The parental protection trap can be confusing for parents because there is necessary and real drive to protect kids and there are times we must step in as protector, like when they are being bullied or are injured. Also, parents must be careful not to push kids too far before they are ready otherwise it can backfire and increase child anxiety. Anxious children also tend to ask for more reassurance and rightly need it. There are also times when it is not necessary or helpful to make a child face their fear. For example, transitory concerns or ones they will grow out of naturally like a toddler being scared of automatic toilet flushers in public restrooms.

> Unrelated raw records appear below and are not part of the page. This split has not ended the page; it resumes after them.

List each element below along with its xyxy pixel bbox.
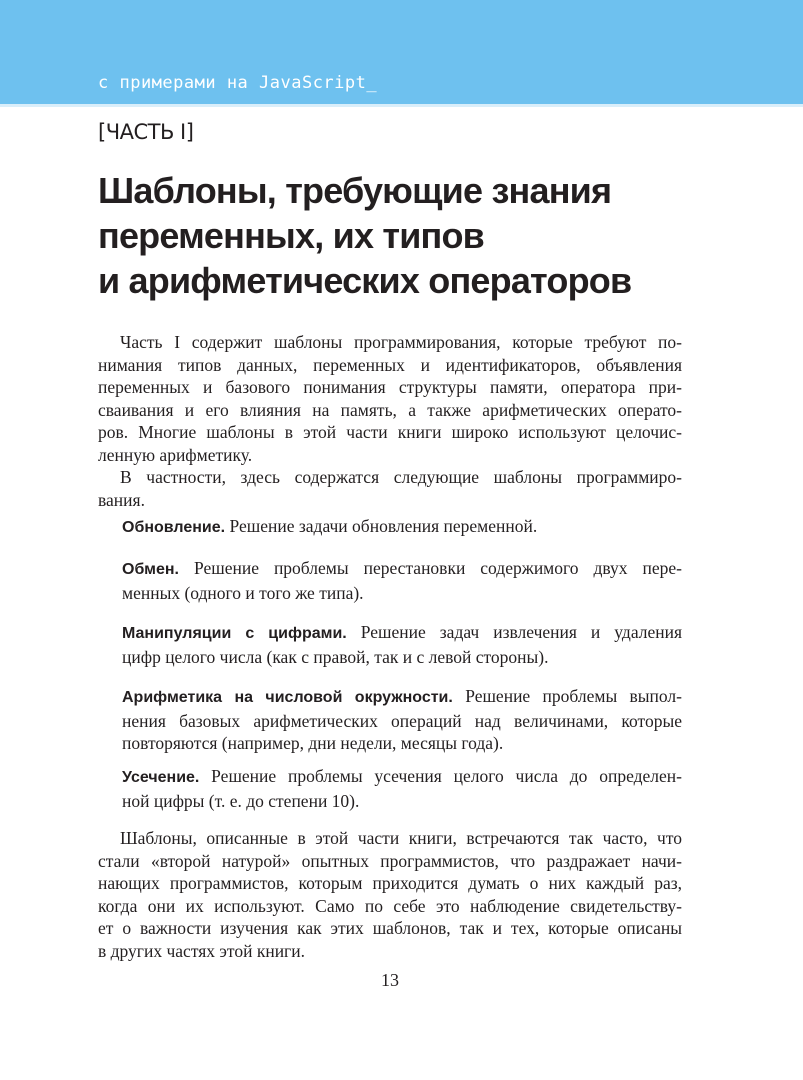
- text-line: В частности, здесь содержатся следующие шаблоны программиро-: [120, 467, 682, 487]
- text-line: [122, 557, 682, 582]
- pattern-item-update: [122, 515, 682, 540]
- chapter-title-line: и арифметических операторов: [98, 260, 632, 301]
- part-label: [ЧАСТЬ I]: [98, 120, 194, 144]
- text-line: стали «второй натурой» опытных программистов, что раздражает начи-: [98, 850, 682, 871]
- text-line: повторяются (например, дни недели, месяцы года).: [122, 733, 504, 753]
- text-line: нимания типов данных, переменных и идентификаторов, объявления: [98, 354, 682, 375]
- text-line: Шаблоны, описанные в этой части книги, встречаются так часто, что: [120, 828, 682, 848]
- text-line: цифр целого числа (как с правой, так и с левой стороны).: [122, 646, 549, 667]
- pattern-item-truncation: [122, 765, 682, 812]
- text-line: в других частях этой книги.: [98, 940, 305, 961]
- text-line: нения базовых арифметических операций над величинами, которые: [122, 710, 682, 731]
- text-line: [122, 515, 682, 540]
- item-description: Решение задач извлечения и удаления: [360, 622, 683, 642]
- text-line: менных (одного и того же типа).: [122, 582, 364, 603]
- item-description: Решение проблемы усечения целого числа до определен-: [211, 766, 682, 786]
- text-line: когда они их используют. Само по себе это наблюдение свидетельству-: [98, 895, 682, 916]
- item-description: Решение проблемы выпол-: [465, 686, 682, 706]
- text-line: переменных и базового понимания структуры памяти, оператора при-: [98, 377, 682, 397]
- pattern-item-swap: [122, 557, 682, 604]
- pattern-item-circular-arithmetic: [122, 685, 682, 755]
- page-number: 13: [381, 970, 399, 990]
- outro-paragraph: [98, 827, 682, 962]
- text-line: ной цифры (т. е. до степени 10).: [122, 790, 360, 811]
- text-line: [122, 765, 682, 790]
- text-line: нающих программистов, которым приходится думать о них каждый раз,: [98, 873, 682, 893]
- item-term: Манипуляции с цифрами.: [122, 625, 347, 642]
- text-line: [122, 685, 682, 710]
- item-description: Решение проблемы перестановки содержимого двух пере-: [193, 558, 683, 578]
- pattern-item-digit-manipulation: [122, 621, 682, 668]
- item-term: Обмен.: [122, 561, 179, 578]
- chapter-title-line: Шаблоны, требующие знания: [98, 170, 612, 211]
- text-line: ленную арифметику.: [98, 444, 253, 465]
- chapter-title: [98, 168, 718, 303]
- item-description: Решение задачи обновления переменной.: [229, 516, 538, 536]
- item-term: Арифметика на числовой окружности.: [122, 689, 453, 706]
- text-line: Часть I содержит шаблоны программирования, которые требуют по-: [120, 332, 682, 352]
- text-line: ров. Многие шаблоны в этой части книги широко используют целочис-: [98, 422, 682, 442]
- running-title: с примерами на JavaScript_: [98, 73, 378, 93]
- item-term: Обновление.: [122, 519, 226, 536]
- intro-paragraphs: [98, 331, 682, 511]
- text-line: сваивания и его влияния на память, а также арифметических операто-: [98, 399, 682, 420]
- text-line: ет о важности изучения как этих шаблонов, так и тех, которые описаны: [98, 918, 682, 938]
- text-line: вания.: [98, 489, 145, 510]
- item-term: Усечение.: [122, 769, 200, 786]
- header-band: [0, 0, 803, 107]
- text-line: [122, 621, 682, 646]
- chapter-title-line: переменных, их типов: [98, 215, 484, 256]
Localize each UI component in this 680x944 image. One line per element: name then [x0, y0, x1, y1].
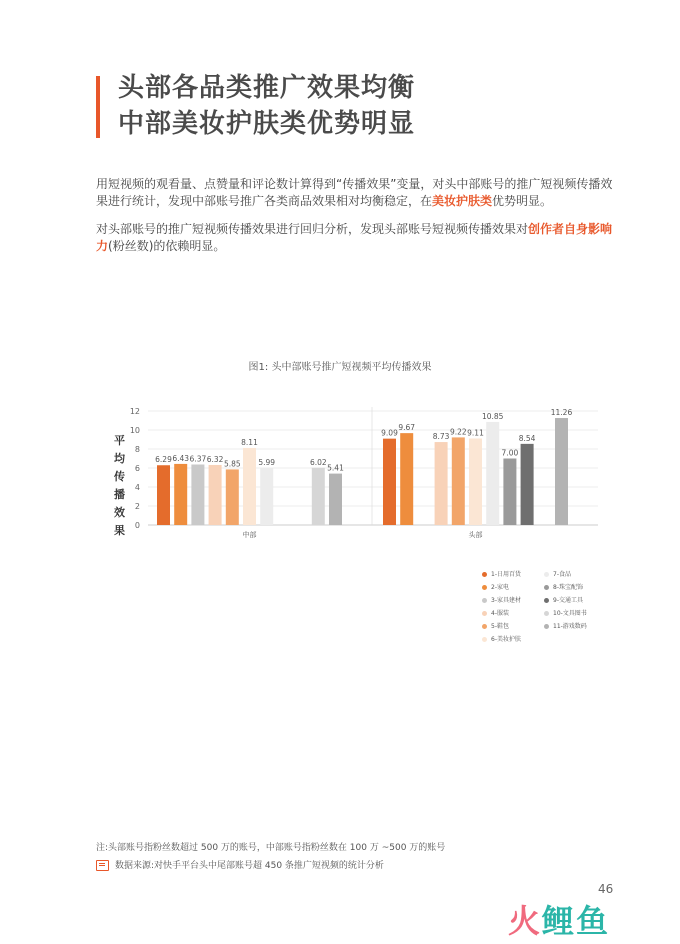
- bar: [469, 438, 482, 525]
- legend-label: 7-食品: [553, 571, 571, 578]
- y-tick-label: 8: [134, 445, 140, 454]
- bar-value-label: 8.11: [241, 437, 258, 447]
- watermark-part-1: 火: [508, 902, 543, 940]
- legend-swatch: [482, 611, 487, 616]
- paragraph-2-highlight: 创作者自身影响力: [96, 222, 613, 253]
- paragraph-2-end: (粉丝数)的依赖明显。: [108, 239, 226, 253]
- bar: [555, 418, 568, 525]
- bar-value-label: 5.41: [327, 463, 344, 473]
- bar-value-label: 6.37: [189, 454, 207, 464]
- bar: [400, 433, 413, 525]
- data-source-text: 数据来源:对快手平台头中尾部账号超 450 条推广短视频的统计分析: [115, 861, 384, 871]
- bar-value-label: 8.73: [432, 432, 450, 442]
- bar-value-label: 5.85: [223, 459, 241, 469]
- legend-item: [544, 570, 571, 580]
- legend-swatch: [482, 637, 487, 642]
- legend-swatch: [482, 585, 487, 590]
- chart-source-icon: [96, 860, 109, 871]
- legend-swatch: [544, 598, 549, 603]
- legend-label: 11-游戏数码: [553, 623, 587, 630]
- chart-y-axis-label: 平均传播效果: [114, 434, 125, 537]
- bar: [312, 468, 325, 525]
- bar-value-label: 6.32: [206, 454, 224, 464]
- legend-label: 6-美妆护肤: [491, 636, 521, 643]
- legend-swatch: [482, 624, 487, 629]
- legend-item: [482, 622, 509, 632]
- x-category-label: 中部: [242, 531, 257, 539]
- paragraph-1-end: 优势明显。: [492, 194, 553, 208]
- bar: [191, 464, 204, 525]
- bar-value-label: 9.22: [449, 427, 467, 437]
- bar-value-label: 5.99: [258, 458, 276, 468]
- bar-value-label: 10.85: [481, 411, 504, 421]
- paragraph-2-text: 对头部账号的推广短视频传播效果进行回归分析，发现头部账号短视频传播效果对: [96, 222, 529, 236]
- chart-title: 图1: 头中部账号推广短视频平均传播效果: [248, 362, 432, 373]
- bar-value-label: 11.26: [550, 408, 573, 418]
- page-number: 46: [598, 882, 614, 896]
- y-tick-label: 0: [134, 521, 140, 530]
- bar-value-label: 6.43: [172, 453, 190, 463]
- legend-swatch: [482, 598, 487, 603]
- bar: [486, 422, 499, 525]
- title-line-1: 头部各品类推广效果均衡: [118, 73, 416, 103]
- bar-value-label: 9.67: [398, 423, 416, 433]
- bar-value-label: 9.09: [381, 428, 398, 438]
- bar-value-label: 7.00: [501, 448, 519, 458]
- legend-item: [482, 635, 521, 645]
- legend-label: 10-文具图书: [553, 610, 587, 617]
- title-line-2: 中部美妆护肤类优势明显: [118, 109, 416, 139]
- legend-item: [544, 622, 587, 632]
- data-source: [96, 858, 384, 871]
- paragraph-1-text: 用短视频的观看量、点赞量和评论数计算得到“传播效果”变量，对头中部账号的推广短视频传播效果进行统计，发现中部账号推广各类商品效果相对均衡稳定，在: [96, 177, 613, 208]
- watermark-logo: [508, 896, 610, 942]
- legend-item: [544, 609, 587, 619]
- y-tick-label: 4: [134, 483, 140, 492]
- bar-value-label: 6.02: [309, 457, 327, 467]
- paragraph-1-highlight: 美妆护肤类: [432, 194, 493, 208]
- y-tick-label: 10: [129, 426, 140, 435]
- legend-label: 5-鞋包: [491, 623, 509, 630]
- legend-swatch: [544, 572, 549, 577]
- legend-item: [482, 609, 509, 619]
- bar: [243, 448, 256, 525]
- bar: [226, 469, 239, 525]
- legend-item: [482, 583, 509, 593]
- bar: [503, 459, 516, 526]
- legend-item: [544, 583, 583, 593]
- bar: [174, 464, 187, 525]
- bar-value-label: 8.54: [518, 433, 536, 443]
- bar: [329, 474, 342, 525]
- legend-item: [482, 570, 521, 580]
- x-category-label: 头部: [468, 531, 483, 539]
- y-tick-label: 2: [134, 502, 140, 511]
- bar: [209, 465, 222, 525]
- footnote: 注:头部账号指粉丝数超过 500 万的账号，中部账号指粉丝数在 100 万 ~500 万的账号: [96, 843, 446, 853]
- watermark-part-2: 鲤鱼: [542, 902, 611, 940]
- y-tick-label: 6: [134, 464, 140, 473]
- bar-value-label: 6.29: [155, 455, 172, 465]
- legend-item: [544, 596, 583, 606]
- legend-label: 2-家电: [491, 584, 509, 591]
- bar: [157, 465, 170, 525]
- legend-swatch: [544, 611, 549, 616]
- bar: [521, 444, 534, 525]
- legend-label: 8-珠宝配饰: [553, 584, 583, 591]
- legend-swatch: [482, 572, 487, 577]
- legend-swatch: [544, 585, 549, 590]
- legend-item: [482, 596, 521, 606]
- legend-label: 9-交通工具: [553, 597, 583, 604]
- legend-label: 1-日用百货: [491, 571, 521, 578]
- legend-label: 3-家具建材: [491, 597, 521, 604]
- legend-swatch: [544, 624, 549, 629]
- bar: [383, 439, 396, 525]
- bar-value-label: 9.11: [467, 428, 484, 438]
- bar: [452, 437, 465, 525]
- bar: [435, 442, 448, 525]
- y-tick-label: 12: [129, 407, 140, 416]
- legend-label: 4-服装: [491, 610, 509, 617]
- bar: [260, 468, 273, 525]
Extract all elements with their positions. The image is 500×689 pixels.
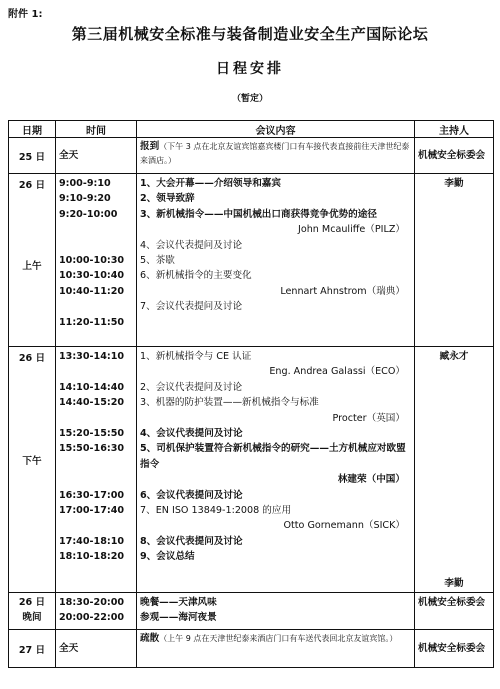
date-cell xyxy=(9,630,56,668)
speaker-text: Procter（英国） xyxy=(332,412,405,424)
time-slot: 15:20-15:50 xyxy=(59,427,125,439)
table-row xyxy=(9,347,494,593)
table-row xyxy=(9,630,494,668)
content-main-text: 报到 xyxy=(140,141,160,152)
time-cell xyxy=(56,630,137,668)
annex-label: 附件 1: xyxy=(8,9,43,20)
column-header-host: 主持人 xyxy=(415,121,494,138)
host-cell xyxy=(415,630,494,668)
schedule-table xyxy=(8,120,494,668)
time-slot: 17:40-18:10 xyxy=(59,535,125,547)
table-row xyxy=(9,174,494,347)
agenda-item: 参观——海河夜景 xyxy=(140,612,217,624)
agenda-item: 4、会议代表提问及讨论 xyxy=(140,239,243,251)
time-slot: 15:50-16:30 xyxy=(59,443,125,455)
host-text: 机械安全标委会 xyxy=(418,597,486,608)
period-text: 晚间 xyxy=(22,612,42,623)
agenda-item: 7、EN ISO 13849-1:2008 的应用 xyxy=(140,504,292,516)
date-cell xyxy=(9,138,56,174)
date-text: 26 日 xyxy=(18,353,46,364)
time-slot: 9:10-9:20 xyxy=(59,193,111,205)
host-cell xyxy=(415,138,494,174)
period-text: 上午 xyxy=(22,261,42,272)
period-text: 下午 xyxy=(22,456,42,467)
agenda-item: 3、新机械指令——中国机械出口商获得竞争优势的途径 xyxy=(140,208,377,220)
column-header-time: 时间 xyxy=(56,121,137,138)
date-cell xyxy=(9,174,56,347)
time-slot: 14:40-15:20 xyxy=(59,397,125,409)
time-slot: 20:00-22:00 xyxy=(59,612,125,624)
content-cell xyxy=(137,630,415,668)
content-cell xyxy=(137,138,415,174)
date-text: 26 日 xyxy=(18,597,46,608)
time-cell xyxy=(56,138,137,174)
time-text: 全天 xyxy=(59,642,79,654)
time-slot: 10:30-10:40 xyxy=(59,270,125,282)
content-note-text: （下午 3 点在北京友谊宾馆嘉宾楼门口有车接代表直接前往天津世纪泰来酒店。） xyxy=(140,142,410,165)
time-slot: 14:10-14:40 xyxy=(59,381,125,393)
time-slot: 9:00-9:10 xyxy=(59,178,111,189)
host-text: 李勤 xyxy=(444,178,464,189)
agenda-item: 3、机器的防护装置——新机械指令与标准 xyxy=(140,397,319,409)
date-cell xyxy=(9,593,56,630)
speaker-text: 林建荣（中国） xyxy=(337,474,405,486)
agenda-item: 5、司机保护装置符合新机械指令的研究——土方机械应对欧盟指令 xyxy=(140,443,406,470)
host-cell xyxy=(415,347,494,593)
speaker-text: Otto Gornemann（SICK） xyxy=(283,520,405,532)
agenda-item: 6、新机械指令的主要变化 xyxy=(140,270,252,282)
table-row xyxy=(9,593,494,630)
document-subtitle: 日程安排 xyxy=(216,61,284,77)
time-slot: 16:30-17:00 xyxy=(59,489,125,501)
time-cell xyxy=(56,593,137,630)
column-header-content: 会议内容 xyxy=(137,121,415,138)
agenda-item: 2、会议代表提问及讨论 xyxy=(140,381,243,393)
agenda-item: 9、会议总结 xyxy=(140,551,195,563)
content-cell xyxy=(137,347,415,593)
agenda-item: 6、会议代表提问及讨论 xyxy=(140,489,243,501)
date-text: 27 日 xyxy=(18,644,46,656)
time-slot: 9:20-10:00 xyxy=(59,208,118,220)
host-text: 机械安全标委会 xyxy=(418,642,486,654)
agenda-item: 2、领导致辞 xyxy=(140,193,195,205)
host-text: 机械安全标委会 xyxy=(418,149,486,161)
time-slot: 11:20-11:50 xyxy=(59,316,125,328)
date-cell xyxy=(9,347,56,593)
agenda-item: 7、会议代表提问及讨论 xyxy=(140,301,243,313)
agenda-item: 1、大会开幕——介绍领导和嘉宾 xyxy=(140,178,281,189)
tentative-note: （暂定） xyxy=(231,94,268,104)
time-slot: 17:00-17:40 xyxy=(59,504,125,516)
host-text: 臧永才 xyxy=(439,351,469,362)
content-cell xyxy=(137,174,415,347)
table-header-row xyxy=(9,121,494,138)
date-text: 26 日 xyxy=(18,180,46,191)
table-row xyxy=(9,138,494,174)
agenda-item: 晚餐——天津风味 xyxy=(140,597,217,608)
time-text: 全天 xyxy=(59,149,79,161)
content-note-text: （上午 9 点在天津世纪泰来酒店门口有车送代表回北京友谊宾馆。） xyxy=(159,634,398,643)
date-text: 25 日 xyxy=(18,151,46,163)
speaker-text: Lennart Ahnstrom（瑞典） xyxy=(280,285,405,297)
agenda-item: 8、会议代表提问及讨论 xyxy=(140,535,243,547)
content-cell xyxy=(137,593,415,630)
agenda-item: 5、茶歇 xyxy=(140,254,175,266)
speaker-text: John Mcauliffe（PILZ） xyxy=(298,224,405,236)
time-slot: 13:30-14:10 xyxy=(59,351,125,362)
time-slot: 18:30-20:00 xyxy=(59,597,125,608)
host-text: 李勤 xyxy=(444,578,464,589)
host-cell xyxy=(415,593,494,630)
time-cell xyxy=(56,174,137,347)
agenda-item: 1、新机械指令与 CE 认证 xyxy=(140,351,252,362)
time-slot: 10:40-11:20 xyxy=(59,285,125,297)
agenda-item: 4、会议代表提问及讨论 xyxy=(140,427,243,439)
content-main-text: 疏散 xyxy=(140,633,160,644)
time-slot: 18:10-18:20 xyxy=(59,551,125,563)
document-title: 第三届机械安全标准与装备制造业安全生产国际论坛 xyxy=(71,25,429,43)
host-cell xyxy=(415,174,494,347)
column-header-date: 日期 xyxy=(9,121,56,138)
time-cell xyxy=(56,347,137,593)
speaker-text: Eng. Andrea Galassi（ECO） xyxy=(269,366,405,378)
time-slot: 10:00-10:30 xyxy=(59,254,125,266)
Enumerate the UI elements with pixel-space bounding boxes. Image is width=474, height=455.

During these times an easy work around is advantageous for everyone, like blocking the toilet’s sensor with post it notes.
To find the balance between support and pushiness, ask yourself:
– Is this fear dangerous, if it is you must protect them, if not you can support them in conquering it.
– Will conquering this fear be beneficial to my child in the short term and long term?
– Will conquering this fear help my child learn that fear can be worked through and diluted over time?
– Is conquering the fear developmentally appropriate?
– Is my child making steps, even small steps in a constructive direction?